The 'Failing' Health Check: How I Finally Rescued My Node.js Pods from the Kubernetes Liveness Trap
Discover why high-concurrency Node.js apps often trigger Kubernetes liveness failures and how to decouple your health checks from event loop lag.
There’s a specific kind of frustration that comes with watching a Kubernetes pod restart for the fifth time in ten minutes when you know for a fact the code isn’t crashing. It’s that slow-motion train wreck where your metrics show the app is handling thousands of requests, but Kubernetes—convinced the container has "failed"—mercilessly pulls the plug.
I spent a week chasing this ghost in a high-concurrency Node.js microservice. Everything looked fine under light load, but as soon as the traffic spiked, the pods would start cycling. It wasn't an OOM (Out of Memory) error. It wasn't a syntax error. It was the Liveness Trap.

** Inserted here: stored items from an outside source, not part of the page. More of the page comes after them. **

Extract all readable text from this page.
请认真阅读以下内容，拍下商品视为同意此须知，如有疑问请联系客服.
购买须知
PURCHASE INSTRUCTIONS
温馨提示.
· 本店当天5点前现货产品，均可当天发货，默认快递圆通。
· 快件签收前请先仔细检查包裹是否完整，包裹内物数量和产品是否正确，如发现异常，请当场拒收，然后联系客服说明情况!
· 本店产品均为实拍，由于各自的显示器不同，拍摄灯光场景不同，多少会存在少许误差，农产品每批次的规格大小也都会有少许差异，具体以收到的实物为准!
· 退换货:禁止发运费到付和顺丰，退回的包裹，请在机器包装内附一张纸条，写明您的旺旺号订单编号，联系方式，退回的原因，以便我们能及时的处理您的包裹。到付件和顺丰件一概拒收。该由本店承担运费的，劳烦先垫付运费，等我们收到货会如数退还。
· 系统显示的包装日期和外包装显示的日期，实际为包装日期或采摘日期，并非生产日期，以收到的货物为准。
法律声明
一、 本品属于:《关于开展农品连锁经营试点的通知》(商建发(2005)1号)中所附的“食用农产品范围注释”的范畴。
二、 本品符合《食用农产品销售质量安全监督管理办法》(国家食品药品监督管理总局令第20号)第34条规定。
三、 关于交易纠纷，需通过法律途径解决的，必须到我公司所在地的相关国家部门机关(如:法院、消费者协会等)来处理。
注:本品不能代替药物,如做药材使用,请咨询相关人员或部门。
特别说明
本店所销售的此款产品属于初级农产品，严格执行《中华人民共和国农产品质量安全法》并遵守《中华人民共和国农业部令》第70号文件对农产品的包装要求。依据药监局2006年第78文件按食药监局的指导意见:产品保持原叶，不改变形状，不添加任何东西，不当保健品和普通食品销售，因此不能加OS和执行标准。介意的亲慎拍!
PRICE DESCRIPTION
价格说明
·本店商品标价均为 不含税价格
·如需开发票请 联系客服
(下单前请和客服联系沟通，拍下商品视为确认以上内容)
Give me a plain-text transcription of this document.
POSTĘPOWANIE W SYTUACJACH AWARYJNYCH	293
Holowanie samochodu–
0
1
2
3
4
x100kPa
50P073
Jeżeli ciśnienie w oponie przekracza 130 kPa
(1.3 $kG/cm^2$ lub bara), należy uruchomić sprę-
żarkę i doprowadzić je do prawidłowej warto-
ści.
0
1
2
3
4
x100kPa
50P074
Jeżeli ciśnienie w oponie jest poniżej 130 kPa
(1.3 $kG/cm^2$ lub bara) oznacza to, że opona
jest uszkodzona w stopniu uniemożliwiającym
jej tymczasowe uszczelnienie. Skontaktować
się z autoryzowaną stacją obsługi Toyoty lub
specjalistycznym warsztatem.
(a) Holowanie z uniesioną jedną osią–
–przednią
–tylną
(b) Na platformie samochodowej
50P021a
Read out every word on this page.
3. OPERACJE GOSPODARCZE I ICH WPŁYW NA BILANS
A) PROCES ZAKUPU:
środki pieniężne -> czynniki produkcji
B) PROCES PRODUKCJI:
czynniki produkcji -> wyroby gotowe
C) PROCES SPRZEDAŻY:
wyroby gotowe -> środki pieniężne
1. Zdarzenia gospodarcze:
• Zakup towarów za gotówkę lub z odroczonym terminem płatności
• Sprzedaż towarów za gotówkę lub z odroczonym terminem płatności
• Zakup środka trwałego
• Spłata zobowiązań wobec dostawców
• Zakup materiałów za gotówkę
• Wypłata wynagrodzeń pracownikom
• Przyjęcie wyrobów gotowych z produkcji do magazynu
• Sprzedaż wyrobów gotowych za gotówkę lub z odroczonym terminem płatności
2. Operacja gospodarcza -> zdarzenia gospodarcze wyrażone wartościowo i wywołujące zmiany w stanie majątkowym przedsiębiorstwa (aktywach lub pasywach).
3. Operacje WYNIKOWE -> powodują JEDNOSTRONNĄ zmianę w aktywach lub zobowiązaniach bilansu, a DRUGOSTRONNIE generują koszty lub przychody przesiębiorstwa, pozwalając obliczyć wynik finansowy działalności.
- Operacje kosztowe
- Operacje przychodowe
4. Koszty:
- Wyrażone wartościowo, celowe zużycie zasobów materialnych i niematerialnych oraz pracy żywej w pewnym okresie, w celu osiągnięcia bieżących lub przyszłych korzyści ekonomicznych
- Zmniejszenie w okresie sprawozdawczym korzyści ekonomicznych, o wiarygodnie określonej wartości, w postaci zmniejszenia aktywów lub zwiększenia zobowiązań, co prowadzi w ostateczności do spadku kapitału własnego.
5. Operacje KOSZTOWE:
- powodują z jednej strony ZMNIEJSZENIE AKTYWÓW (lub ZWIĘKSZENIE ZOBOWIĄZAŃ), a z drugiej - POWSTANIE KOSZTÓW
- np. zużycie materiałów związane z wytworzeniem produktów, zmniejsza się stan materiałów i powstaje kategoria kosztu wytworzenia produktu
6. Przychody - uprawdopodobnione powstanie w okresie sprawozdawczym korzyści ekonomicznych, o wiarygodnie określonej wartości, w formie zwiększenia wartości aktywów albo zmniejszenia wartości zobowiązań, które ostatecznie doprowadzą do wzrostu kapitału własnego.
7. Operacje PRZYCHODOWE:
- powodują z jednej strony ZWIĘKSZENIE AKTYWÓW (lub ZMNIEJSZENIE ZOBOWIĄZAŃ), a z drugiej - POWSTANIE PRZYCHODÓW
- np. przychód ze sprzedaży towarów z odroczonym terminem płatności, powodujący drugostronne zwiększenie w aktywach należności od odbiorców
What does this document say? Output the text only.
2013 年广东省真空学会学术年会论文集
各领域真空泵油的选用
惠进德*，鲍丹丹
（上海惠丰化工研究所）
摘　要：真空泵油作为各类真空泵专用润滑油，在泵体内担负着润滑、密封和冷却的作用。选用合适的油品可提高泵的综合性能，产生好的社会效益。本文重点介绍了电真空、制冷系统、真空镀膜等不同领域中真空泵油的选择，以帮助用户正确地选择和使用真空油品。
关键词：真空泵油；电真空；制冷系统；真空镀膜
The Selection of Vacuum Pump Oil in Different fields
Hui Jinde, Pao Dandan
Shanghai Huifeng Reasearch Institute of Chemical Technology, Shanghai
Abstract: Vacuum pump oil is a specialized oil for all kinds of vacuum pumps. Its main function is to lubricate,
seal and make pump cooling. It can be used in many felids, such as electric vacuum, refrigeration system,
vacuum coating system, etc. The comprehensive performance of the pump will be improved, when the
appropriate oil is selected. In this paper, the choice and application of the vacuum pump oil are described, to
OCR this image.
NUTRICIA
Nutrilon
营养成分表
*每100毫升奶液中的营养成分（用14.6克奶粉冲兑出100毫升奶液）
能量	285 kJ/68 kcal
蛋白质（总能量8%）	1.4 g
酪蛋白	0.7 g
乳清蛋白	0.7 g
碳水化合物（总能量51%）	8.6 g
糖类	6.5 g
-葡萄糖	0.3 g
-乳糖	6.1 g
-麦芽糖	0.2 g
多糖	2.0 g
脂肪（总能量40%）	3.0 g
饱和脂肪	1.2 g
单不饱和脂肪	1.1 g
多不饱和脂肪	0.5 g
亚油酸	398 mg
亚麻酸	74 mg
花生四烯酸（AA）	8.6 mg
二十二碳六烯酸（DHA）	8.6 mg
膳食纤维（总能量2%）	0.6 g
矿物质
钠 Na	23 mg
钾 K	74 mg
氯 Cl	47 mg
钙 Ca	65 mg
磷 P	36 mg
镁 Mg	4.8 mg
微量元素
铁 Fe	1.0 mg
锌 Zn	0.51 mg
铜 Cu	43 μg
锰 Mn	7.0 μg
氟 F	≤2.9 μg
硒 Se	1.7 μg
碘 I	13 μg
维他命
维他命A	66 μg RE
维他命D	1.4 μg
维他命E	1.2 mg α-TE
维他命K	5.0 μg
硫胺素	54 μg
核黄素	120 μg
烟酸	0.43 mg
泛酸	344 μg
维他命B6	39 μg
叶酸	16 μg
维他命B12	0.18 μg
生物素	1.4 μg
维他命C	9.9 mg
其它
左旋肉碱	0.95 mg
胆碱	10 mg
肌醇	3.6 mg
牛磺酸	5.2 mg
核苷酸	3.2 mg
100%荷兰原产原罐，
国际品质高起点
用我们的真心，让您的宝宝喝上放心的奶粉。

The Lie We Tell Kubernetes
When we set up a livenessProbe in a K8s manifest, we’re telling the kubelet: "If this endpoint doesn't return a 200 OK within 3 seconds, kill me and start over."
For most languages, that’s fine. But Node.js is a single-threaded beast. If your event loop is saturated—meaning it's busy processing a massive JSON payload or a complex calculation—it literally cannot get around to answering the /healthz ping.
Here is what a typical "standard" health check looks like in Express:
const express = require('express');
const app = express();
// The "Trap"
app.get('/healthz', (req, res) => {
res.status(200).send('OK');
});
app.listen(3000);Under heavy load, that /healthz request gets stuck in the event loop queue behind 500 other expensive operations. Kubernetes waits, times out, and decides your app is "dead." It kills the pod. Now, the remaining pods have to pick up the extra traffic, which makes *their* event loops lag, causing *them* to fail their health checks.
Congratulations, you’ve just triggered a cascading failure.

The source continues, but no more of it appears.